Neuro-Symbolic Learning for Predictive Process Monitoring via Two-Stage Logic Tensor Networks with Rule Pruning
Summary: arXiv:2603.26944v1 Announce Type: new
Abstract
Predictive modeling on sequential event data is critical for fraud detection and healthcare monitoring. Existing data-driven approaches learn correlations from historical data but fail to incorporate domain-specific sequential constraints and logical rules governing event relationships, limiting accuracy and regulatory compliance. For example, healthcare procedures must follow specific sequences, and financial transactions must adhere to compliance rules.
Introduction
This article presents a neuro-symbolic approach that integrates domain knowledge as differentiable logical constraints using Logic Tensor Networks (LTNs). By formalizing control-flow, temporal, and payload knowledge through Linear Temporal Logic and first-order logic, the method bridges the gap between traditional data-driven models and the necessity for compliance in various sectors.
Key Contributions
- Two-Stage Optimization Strategy: Our approach introduces a two-stage optimization strategy designed to address the common issue faced by Logic Tensor Networks of satisfying logical formulas while sacrificing predictive accuracy.

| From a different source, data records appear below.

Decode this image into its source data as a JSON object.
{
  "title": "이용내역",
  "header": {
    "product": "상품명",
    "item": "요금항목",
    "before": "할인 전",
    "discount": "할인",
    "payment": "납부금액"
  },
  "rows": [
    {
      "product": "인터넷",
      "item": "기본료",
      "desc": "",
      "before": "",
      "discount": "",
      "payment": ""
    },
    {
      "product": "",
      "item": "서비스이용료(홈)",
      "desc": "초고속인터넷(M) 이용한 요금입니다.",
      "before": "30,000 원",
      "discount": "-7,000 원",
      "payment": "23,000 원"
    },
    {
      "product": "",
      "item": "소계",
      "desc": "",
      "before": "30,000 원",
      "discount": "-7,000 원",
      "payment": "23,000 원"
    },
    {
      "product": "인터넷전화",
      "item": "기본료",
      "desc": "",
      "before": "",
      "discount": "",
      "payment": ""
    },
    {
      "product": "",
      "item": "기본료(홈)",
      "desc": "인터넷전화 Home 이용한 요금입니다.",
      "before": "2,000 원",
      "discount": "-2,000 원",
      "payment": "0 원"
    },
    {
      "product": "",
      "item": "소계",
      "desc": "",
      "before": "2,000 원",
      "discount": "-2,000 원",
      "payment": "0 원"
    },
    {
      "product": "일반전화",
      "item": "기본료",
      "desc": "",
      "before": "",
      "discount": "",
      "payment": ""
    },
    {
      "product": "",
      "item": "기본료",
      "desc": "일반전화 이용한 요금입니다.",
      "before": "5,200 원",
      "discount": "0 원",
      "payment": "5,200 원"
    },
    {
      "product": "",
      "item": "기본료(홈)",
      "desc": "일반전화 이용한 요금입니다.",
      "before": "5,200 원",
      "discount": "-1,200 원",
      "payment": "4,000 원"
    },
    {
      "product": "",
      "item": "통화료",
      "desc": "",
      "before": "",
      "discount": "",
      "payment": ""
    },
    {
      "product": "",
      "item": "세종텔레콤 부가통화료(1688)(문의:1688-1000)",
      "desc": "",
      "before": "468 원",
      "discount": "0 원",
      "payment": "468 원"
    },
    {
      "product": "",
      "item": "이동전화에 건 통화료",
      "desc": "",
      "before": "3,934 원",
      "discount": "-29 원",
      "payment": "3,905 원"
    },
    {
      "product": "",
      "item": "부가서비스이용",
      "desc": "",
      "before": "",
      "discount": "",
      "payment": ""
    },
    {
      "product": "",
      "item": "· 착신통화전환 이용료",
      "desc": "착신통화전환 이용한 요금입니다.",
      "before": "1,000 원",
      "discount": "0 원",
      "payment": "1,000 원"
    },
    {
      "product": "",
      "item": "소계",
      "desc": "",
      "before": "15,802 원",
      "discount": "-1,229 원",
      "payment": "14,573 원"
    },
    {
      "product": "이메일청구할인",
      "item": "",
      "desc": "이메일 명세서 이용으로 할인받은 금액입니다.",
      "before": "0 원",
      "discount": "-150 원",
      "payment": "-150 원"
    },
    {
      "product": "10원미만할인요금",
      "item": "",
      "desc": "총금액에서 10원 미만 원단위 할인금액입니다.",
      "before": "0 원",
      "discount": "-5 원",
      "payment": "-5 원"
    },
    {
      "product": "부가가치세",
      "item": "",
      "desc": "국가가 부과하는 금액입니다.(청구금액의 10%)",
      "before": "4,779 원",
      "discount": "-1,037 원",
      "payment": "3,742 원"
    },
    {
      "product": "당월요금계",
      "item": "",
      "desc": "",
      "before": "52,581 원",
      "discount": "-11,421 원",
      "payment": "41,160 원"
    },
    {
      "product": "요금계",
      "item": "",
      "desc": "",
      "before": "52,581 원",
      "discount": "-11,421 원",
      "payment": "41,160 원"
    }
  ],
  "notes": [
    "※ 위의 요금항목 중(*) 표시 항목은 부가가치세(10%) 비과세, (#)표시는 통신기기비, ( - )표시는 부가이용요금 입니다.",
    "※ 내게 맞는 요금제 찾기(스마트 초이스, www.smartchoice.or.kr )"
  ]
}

- Weighted Axiom Loss: During pretraining, the model employs a weighted axiom loss that prioritizes learning from the data before enforcing logical constraints.
- Rule Pruning: Following the pretraining phase, a rule pruning technique is applied to retain only those axioms that are consistent and contributive based on satisfaction dynamics, enhancing overall model performance.
Evaluation and Results
We conducted evaluations on four real-world event logs to assess the effectiveness of our proposed method. The results demonstrate that the injection of domain knowledge into predictive models significantly enhances performance. More importantly, the two-stage optimization strategy is crucial, as knowledge without proper optimization can lead to substantial degradation in model performance.
Applications
Our neuro-symbolic approach excels in compliance-constrained scenarios, particularly when there are limited compliant training examples. This makes it particularly useful in fields such as:
- Healthcare: Ensuring that medical procedures adhere to established guidelines and sequences.
- Finance: Maintaining compliance with regulatory frameworks in transaction processing.
- Fraud Detection: Identifying anomalous patterns while respecting domain-specific constraints.
Conclusion
The integration of domain knowledge through our neuro-symbolic approach not only enhances predictive accuracy but also ensures adherence to necessary compliance requirements. As industries continue to navigate the complexities of regulatory frameworks, our method provides a robust solution that balances predictive modeling with the constraints imposed by domain-specific rules.
Future Work
Looking ahead, further research will focus on extending this approach to additional domains and exploring the implications of more complex logical constraints. Additionally, we aim to refine the optimization process to further improve performance outcomes in diverse applications.